By

Influential women and people of color from Boulder

Last year, Megan Moriarty (Hist'02) launched Inclusipedia, a project to add influential Boulder women and people of color to Wikipedia.


Megan Moriarty (Hist’02) had recently started as the Museum of Boulder’s community engagement director when she picked up on the pattern: Wikipedia, a first-stop research source for her and millions of other people, had conspicuously little to offer about women.

In fact, she learned from Women in Red, a Wikipedia editing group, that fewer than 18 percent of Wikipedia biographical pages are about women.

So, last year Moriarty started her own project, Inclusipedia, to add influential Boulder women and people of color to the free online encyclopedia.

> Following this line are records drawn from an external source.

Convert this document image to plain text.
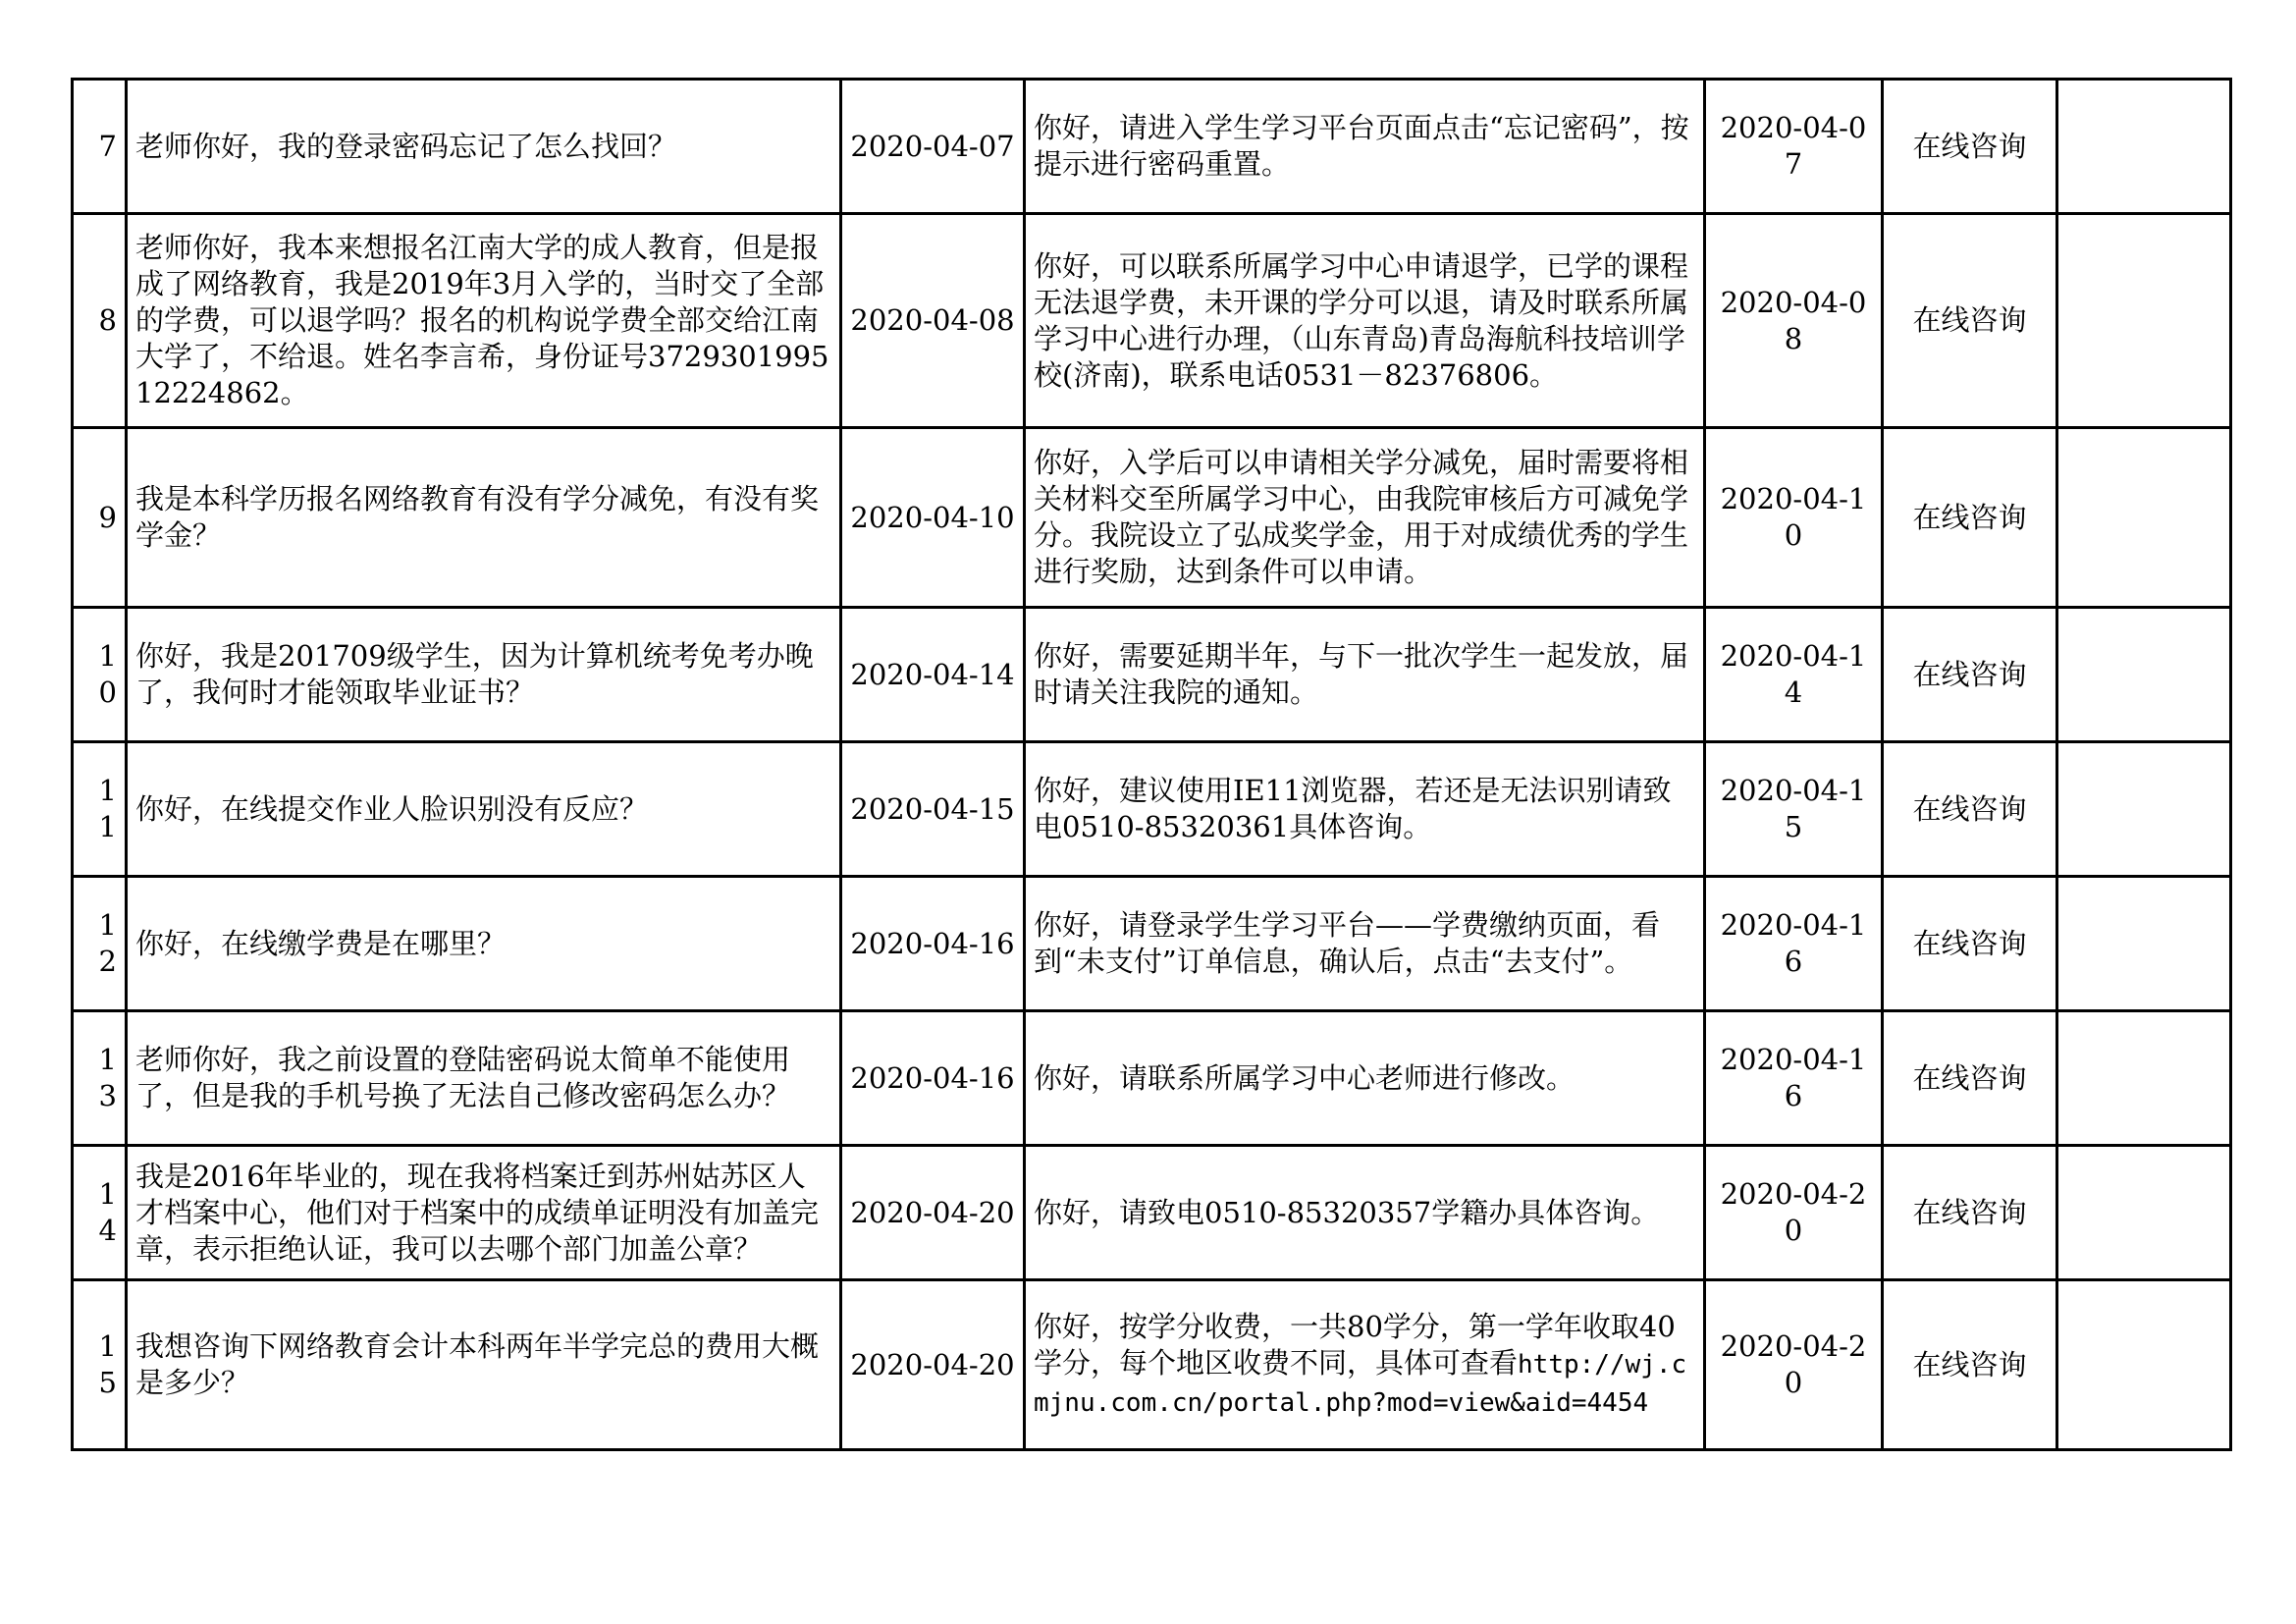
7	老师你好，我的登录密码忘记了怎么找回？	2020-04-07	你好，请进入学生学习平台页面点击“忘记密码”，按提示进行密码重置。	2020-04-07	在线咨询	
8	老师你好，我本来想报名江南大学的成人教育，但是报成了网络教育，我是2019年3月入学的，当时交了全部的学费，可以退学吗？报名的机构说学费全部交给江南大学了，不给退。姓名李言希，身份证号372930199512224862。	2020-04-08	你好，可以联系所属学习中心申请退学，已学的课程无法退学费，未开课的学分可以退，请及时联系所属学习中心进行办理，（山东青岛)青岛海航科技培训学校(济南)，联系电话0531－82376806。	2020-04-08	在线咨询	
9	我是本科学历报名网络教育有没有学分减免，有没有奖学金？	2020-04-10	你好，入学后可以申请相关学分减免，届时需要将相关材料交至所属学习中心，由我院审核后方可减免学分。我院设立了弘成奖学金，用于对成绩优秀的学生进行奖励，达到条件可以申请。	2020-04-10	在线咨询	
10	你好，我是201709级学生，因为计算机统考免考办晚了，我何时才能领取毕业证书？	2020-04-14	你好，需要延期半年，与下一批次学生一起发放，届时请关注我院的通知。	2020-04-14	在线咨询	
11	你好，在线提交作业人脸识别没有反应？	2020-04-15	你好，建议使用IE11浏览器，若还是无法识别请致电0510-85320361具体咨询。	2020-04-15	在线咨询	
12	你好，在线缴学费是在哪里？	2020-04-16	你好，请登录学生学习平台——学费缴纳页面，看到“未支付”订单信息，确认后，点击“去支付”。	2020-04-16	在线咨询	
13	老师你好，我之前设置的登陆密码说太简单不能使用了，但是我的手机号换了无法自己修改密码怎么办？	2020-04-16	你好，请联系所属学习中心老师进行修改。	2020-04-16	在线咨询	
14	我是2016年毕业的，现在我将档案迁到苏州姑苏区人才档案中心，他们对于档案中的成绩单证明没有加盖完章，表示拒绝认证，我可以去哪个部门加盖公章？	2020-04-20	你好，请致电0510-85320357学籍办具体咨询。	2020-04-20	在线咨询	
15	我想咨询下网络教育会计本科两年半学完总的费用大概是多少？	2020-04-20	你好，按学分收费，一共80学分，第一学年收取40学分，每个地区收费不同，具体可查看http://wj.cmjnu.com.cn/portal.php?mod=view&aid=4454	2020-04-20	在线咨询	
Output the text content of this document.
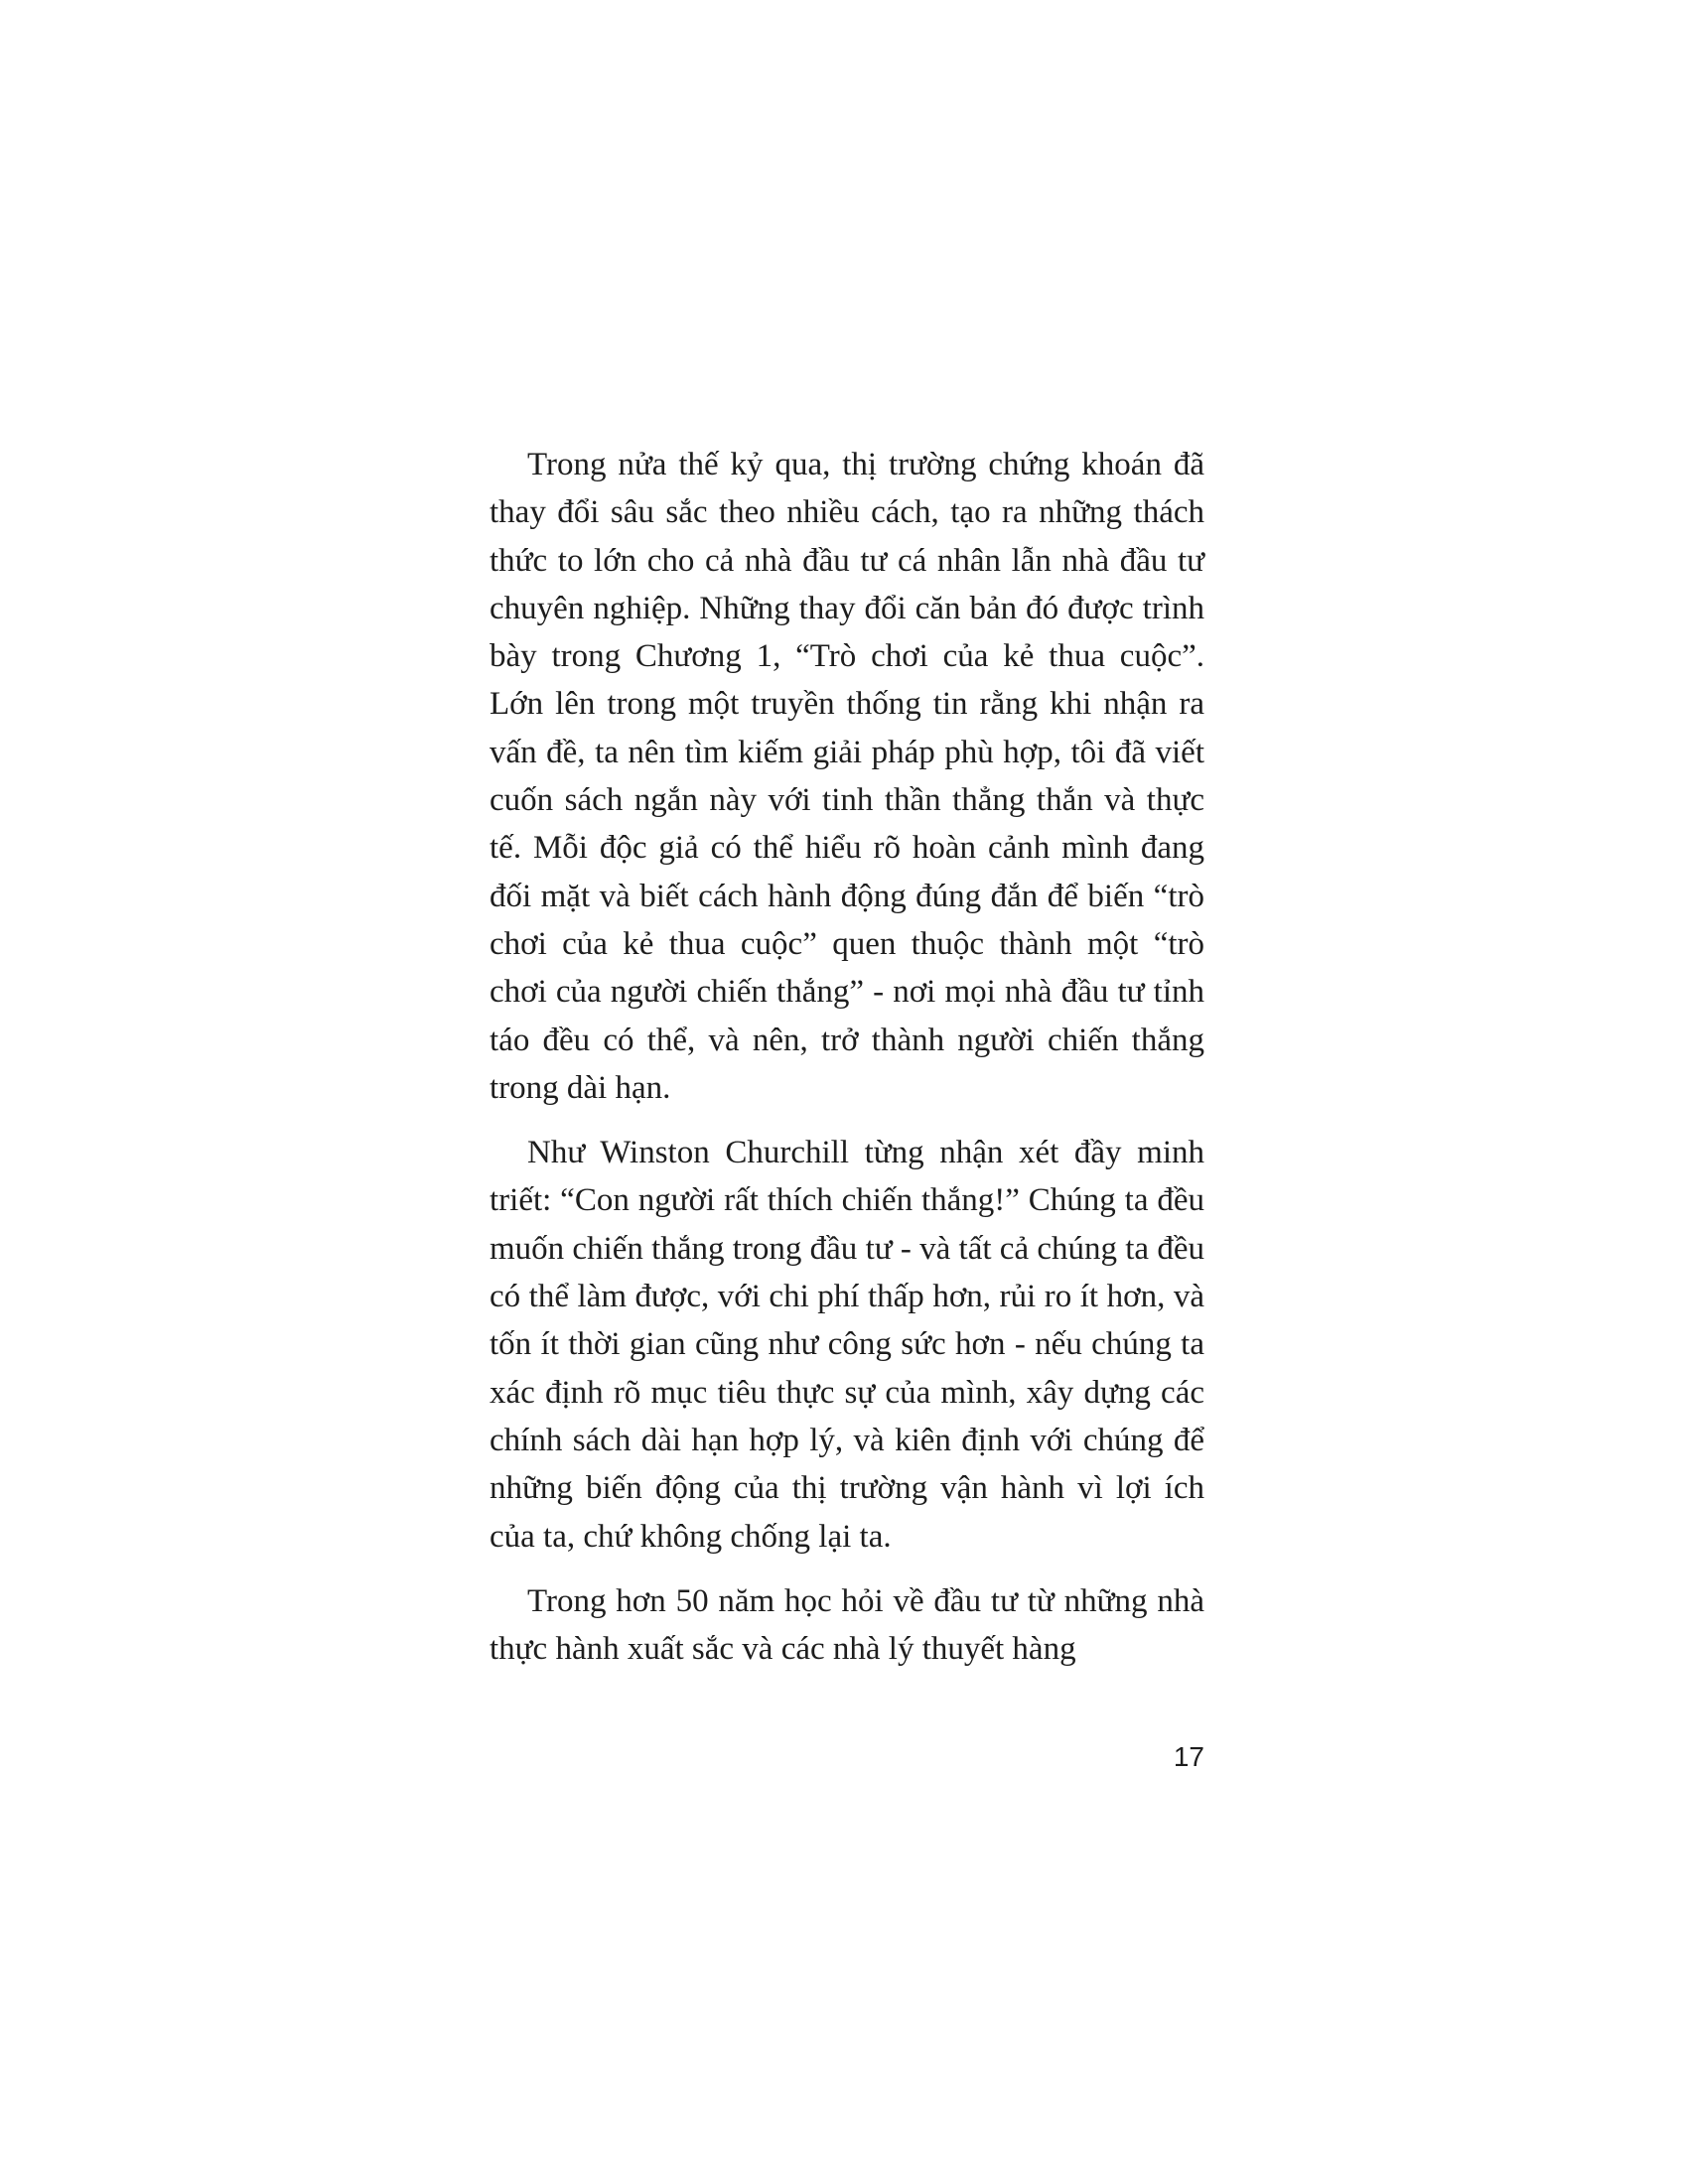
Trong nửa thế kỷ qua, thị trường chứng khoán đã thay đổi sâu sắc theo nhiều cách, tạo ra những thách thức to lớn cho cả nhà đầu tư cá nhân lẫn nhà đầu tư chuyên nghiệp. Những thay đổi căn bản đó được trình bày trong Chương 1, “Trò chơi của kẻ thua cuộc”. Lớn lên trong một truyền thống tin rằng khi nhận ra vấn đề, ta nên tìm kiếm giải pháp phù hợp, tôi đã viết cuốn sách ngắn này với tinh thần thẳng thắn và thực tế. Mỗi độc giả có thể hiểu rõ hoàn cảnh mình đang đối mặt và biết cách hành động đúng đắn để biến “trò chơi của kẻ thua cuộc” quen thuộc thành một “trò chơi của người chiến thắng” - nơi mọi nhà đầu tư tỉnh táo đều có thể, và nên, trở thành người chiến thắng trong dài hạn.

Như Winston Churchill từng nhận xét đầy minh triết: “Con người rất thích chiến thắng!” Chúng ta đều muốn chiến thắng trong đầu tư - và tất cả chúng ta đều có thể làm được, với chi phí thấp hơn, rủi ro ít hơn, và tốn ít thời gian cũng như công sức hơn - nếu chúng ta xác định rõ mục tiêu thực sự của mình, xây dựng các chính sách dài hạn hợp lý, và kiên định với chúng để những biến động của thị trường vận hành vì lợi ích của ta, chứ không chống lại ta.

Trong hơn 50 năm học hỏi về đầu tư từ những nhà thực hành xuất sắc và các nhà lý thuyết hàng

17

“Wikipedia’s biographical pages are not representative,” she said. “What does that mean for our collective history here in Boulder?”

So far, Inclusipedia has led 10 editing events, including one at CU’s College of Music. Laptop-carrying volunteers, up to 30 at a time, meet, learn how to edit pages and get to work. Sometimes they add detail to existing pages, sometimes they create new ones.

Inclusipedia’s first addition was a page for Lucile Berkeley Buchanan Jones (Ger1918), the first African American woman to graduate from CU Boulder. Clela Rorex (A&S’73), who issued the country’s first same sex marriage licenses, now has a bio, too. Mary Rippon, CU Boulder’s first female professor — and perhaps the first woman to teach at a state university — is now a quick Google search away. And there’s a page for Penfield Tate II (Law’68), Boulder’s first and, so far, only black mayor.

The main obstacle to adding entries is Wikipedia’s vetting process. It requires detailed citations of secondary sources, such as newspaper articles and books, as well as proof of notability. This doesn’t always exist in ready form, or at all, for people whose historical significance has been unappreciated until now. “We can create a more inclusive history that celebrates diverse types of accomplishments,” Moriarty said. “We can expose more people to the diverse resources and accomplishments from folks in Boulder County.”